Дед, Берендт Берендтсен Клауди, чье имя до сих пор носило предприятие, выстроил дом и двор и всего больше интересовался делами в лавке; отец открыл лесной склад, прикупил пахотной земли, поставил сарай, разбил сад, завел огород; нынешний Клауди увлекся сбытом зерна, построил амбар и сочетал с негоциантством пост английского и ганноверского вице–консула и роль поверенного Ллойда; зерно и Северное море так поглощали его, что ко всем прочим делам он относился спустя рукава и препоручил их заботам разорившегося шурина и несговорчивого старика приказчика, который то и дело ставил консула в тупик, объявляя, что торговля — торговлей, а землица–то важней, и коли надобно пахать, то для леса лошадей пусть берут, где хотят, и весь тут сказ. Но малый знал свое дело, и консул спускал ему воркотню.

Консулу Клауди перевалило за пятьдесят, он был видный мужчина с правильными и крупными, почти тяжелыми чертами, столь же способными сосредоточиваться для выражения строгой холодной энергии, как и расплываться в лакомом самозабвение; он одинаково был в своей тарелке, когда старался переловчить недовольных работников, сторговывался с упрямыми купцами или сидел за последним штофом вместе с седыми греховодниками и слушал скабрезные истории либо сам их рассказывал с той откровенной красочностью, которой славился.

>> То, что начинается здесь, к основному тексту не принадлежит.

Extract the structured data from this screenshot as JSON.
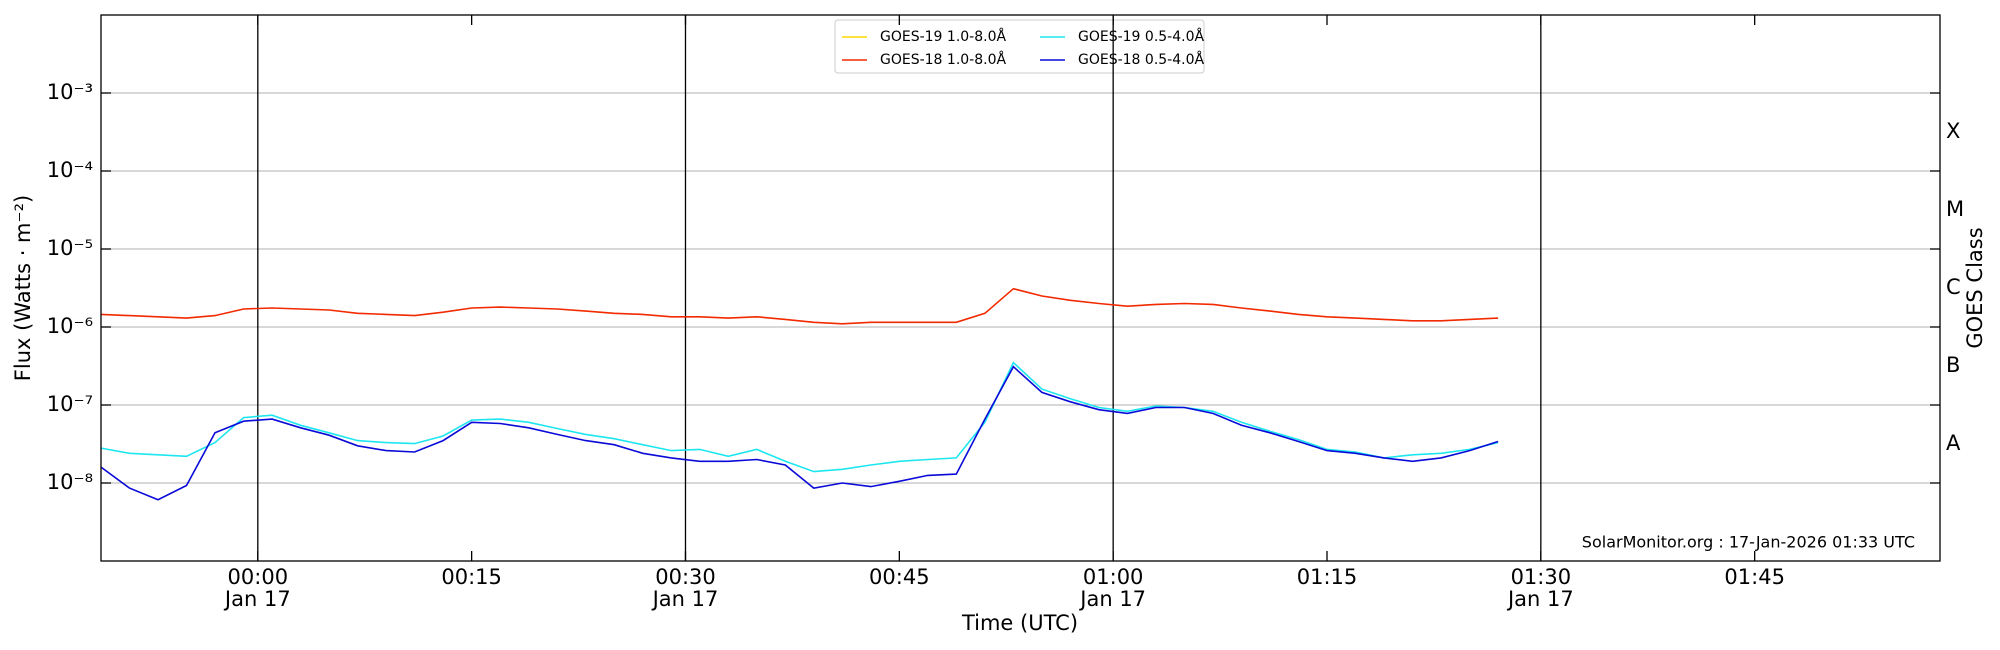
{
  "chart_data": {
    "type": "line",
    "log_y": true,
    "grid": true,
    "legend": "upper center",
    "ylabel": "Flux (Watts · m⁻²)",
    "xlabel": "Time (UTC)",
    "y2label": "GOES Class",
    "annotation": "SolarMonitor.org : 17-Jan-2026 01:33 UTC",
    "xlim": [
      "23:49",
      "01:58"
    ],
    "ylim": [
      1e-09,
      0.01
    ],
    "xticks": [
      {
        "value": "00:00",
        "label": [
          "00:00",
          "Jan 17"
        ]
      },
      {
        "value": "00:15",
        "label": [
          "00:15"
        ]
      },
      {
        "value": "00:30",
        "label": [
          "00:30",
          "Jan 17"
        ]
      },
      {
        "value": "00:45",
        "label": [
          "00:45"
        ]
      },
      {
        "value": "01:00",
        "label": [
          "01:00",
          "Jan 17"
        ]
      },
      {
        "value": "01:15",
        "label": [
          "01:15"
        ]
      },
      {
        "value": "01:30",
        "label": [
          "01:30",
          "Jan 17"
        ]
      },
      {
        "value": "01:45",
        "label": [
          "01:45"
        ]
      }
    ],
    "yticks": [
      {
        "value": 1e-08,
        "label": "10⁻⁸"
      },
      {
        "value": 1e-07,
        "label": "10⁻⁷"
      },
      {
        "value": 1e-06,
        "label": "10⁻⁶"
      },
      {
        "value": 1e-05,
        "label": "10⁻⁵"
      },
      {
        "value": 0.0001,
        "label": "10⁻⁴"
      },
      {
        "value": 0.001,
        "label": "10⁻³"
      }
    ],
    "classes": [
      {
        "value": 1e-08,
        "label": "A"
      },
      {
        "value": 1e-07,
        "label": "B"
      },
      {
        "value": 1e-06,
        "label": "C"
      },
      {
        "value": 1e-05,
        "label": "M"
      },
      {
        "value": 0.0001,
        "label": "X"
      }
    ],
    "x": [
      "23:49",
      "23:51",
      "23:53",
      "23:55",
      "23:57",
      "23:59",
      "00:01",
      "00:03",
      "00:05",
      "00:07",
      "00:09",
      "00:11",
      "00:13",
      "00:15",
      "00:17",
      "00:19",
      "00:21",
      "00:23",
      "00:25",
      "00:27",
      "00:29",
      "00:31",
      "00:33",
      "00:35",
      "00:37",
      "00:39",
      "00:41",
      "00:43",
      "00:45",
      "00:47",
      "00:49",
      "00:51",
      "00:53",
      "00:55",
      "00:57",
      "00:59",
      "01:01",
      "01:03",
      "01:05",
      "01:07",
      "01:09",
      "01:11",
      "01:13",
      "01:15",
      "01:17",
      "01:19",
      "01:21",
      "01:23",
      "01:25",
      "01:27"
    ],
    "series": [
      {
        "name": "GOES-19 1.0-8.0Å",
        "color": "#ffd700",
        "values": [
          null,
          null,
          null,
          null,
          null,
          null,
          null,
          null,
          null,
          null,
          null,
          null,
          null,
          null,
          null,
          null,
          null,
          null,
          null,
          null,
          null,
          null,
          null,
          null,
          null,
          null,
          null,
          null,
          null,
          null,
          null,
          null,
          null,
          null,
          null,
          null,
          null,
          null,
          null,
          null,
          null,
          null,
          null,
          null,
          null,
          null,
          null,
          null,
          null,
          null
        ]
      },
      {
        "name": "GOES-18 1.0-8.0Å",
        "color": "#f22a00",
        "values": [
          1.45e-06,
          1.4e-06,
          1.35e-06,
          1.3e-06,
          1.4e-06,
          1.7e-06,
          1.75e-06,
          1.7e-06,
          1.65e-06,
          1.5e-06,
          1.45e-06,
          1.4e-06,
          1.55e-06,
          1.75e-06,
          1.8e-06,
          1.75e-06,
          1.7e-06,
          1.6e-06,
          1.5e-06,
          1.45e-06,
          1.35e-06,
          1.35e-06,
          1.3e-06,
          1.35e-06,
          1.25e-06,
          1.15e-06,
          1.1e-06,
          1.15e-06,
          1.15e-06,
          1.15e-06,
          1.15e-06,
          1.5e-06,
          3.1e-06,
          2.5e-06,
          2.2e-06,
          2e-06,
          1.85e-06,
          1.95e-06,
          2e-06,
          1.95e-06,
          1.75e-06,
          1.6e-06,
          1.45e-06,
          1.35e-06,
          1.3e-06,
          1.25e-06,
          1.2e-06,
          1.2e-06,
          1.25e-06,
          1.3e-06
        ]
      },
      {
        "name": "GOES-19 0.5-4.0Å",
        "color": "#1ee6f0",
        "values": [
          2.8e-08,
          2.4e-08,
          2.3e-08,
          2.2e-08,
          3.3e-08,
          6.9e-08,
          7.4e-08,
          5.5e-08,
          4.4e-08,
          3.5e-08,
          3.3e-08,
          3.2e-08,
          4e-08,
          6.4e-08,
          6.6e-08,
          6e-08,
          5e-08,
          4.2e-08,
          3.7e-08,
          3.1e-08,
          2.6e-08,
          2.7e-08,
          2.2e-08,
          2.7e-08,
          1.9e-08,
          1.4e-08,
          1.5e-08,
          1.7e-08,
          1.9e-08,
          2e-08,
          2.1e-08,
          6e-08,
          3.5e-07,
          1.6e-07,
          1.2e-07,
          9.3e-08,
          8.3e-08,
          9.7e-08,
          9.3e-08,
          8.3e-08,
          6e-08,
          4.6e-08,
          3.6e-08,
          2.7e-08,
          2.5e-08,
          2.1e-08,
          2.3e-08,
          2.4e-08,
          2.7e-08,
          3.3e-08
        ]
      },
      {
        "name": "GOES-18 0.5-4.0Å",
        "color": "#0a0ad8",
        "values": [
          1.6e-08,
          8.6e-09,
          6.1e-09,
          9.3e-09,
          4.4e-08,
          6.2e-08,
          6.6e-08,
          5.1e-08,
          4.1e-08,
          3e-08,
          2.6e-08,
          2.5e-08,
          3.5e-08,
          6e-08,
          5.8e-08,
          5.1e-08,
          4.2e-08,
          3.5e-08,
          3.1e-08,
          2.4e-08,
          2.1e-08,
          1.9e-08,
          1.9e-08,
          2e-08,
          1.7e-08,
          8.6e-09,
          1e-08,
          9e-09,
          1.05e-08,
          1.25e-08,
          1.3e-08,
          6.6e-08,
          3.1e-07,
          1.45e-07,
          1.1e-07,
          8.7e-08,
          7.8e-08,
          9.3e-08,
          9.3e-08,
          7.8e-08,
          5.5e-08,
          4.4e-08,
          3.4e-08,
          2.6e-08,
          2.4e-08,
          2.1e-08,
          1.9e-08,
          2.1e-08,
          2.6e-08,
          3.4e-08
        ]
      }
    ]
  }
}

Однако ж в этом он был не весь.

Из–за недостатка образования он терялся, когда речь заходила о вопросах отвлеченных, но и не высмеивал того, чего не понимал, не скрывал своего неведения, никогда не пускался в рассуждения о предметах, ему непонятных, и ничуть не требовал к своим словам уважения за то только, что сам он немолод, опытен в делах и обложен большими налогами. Напротив, он умел с почти трогательным благоговеньем слушать рассуждения дам и юнцов, вставлял иногда, после долгих извинений, смиренный вопрос и благодарил за ответ с той признательностью, с какой только старший благодарит младшего.

В иные же счастливые мгновенья в консуле Клауди вдруг появлялась нежданная нежность, ясные карие глаза подергивались поволокой, на твердых губах проступала томная улыбка, а голос звенел воспоминанием, будто консул томится по миру, совсем не похожему на тот, в котором, по мнению друзей и знакомцев, он как сыр в масле катался.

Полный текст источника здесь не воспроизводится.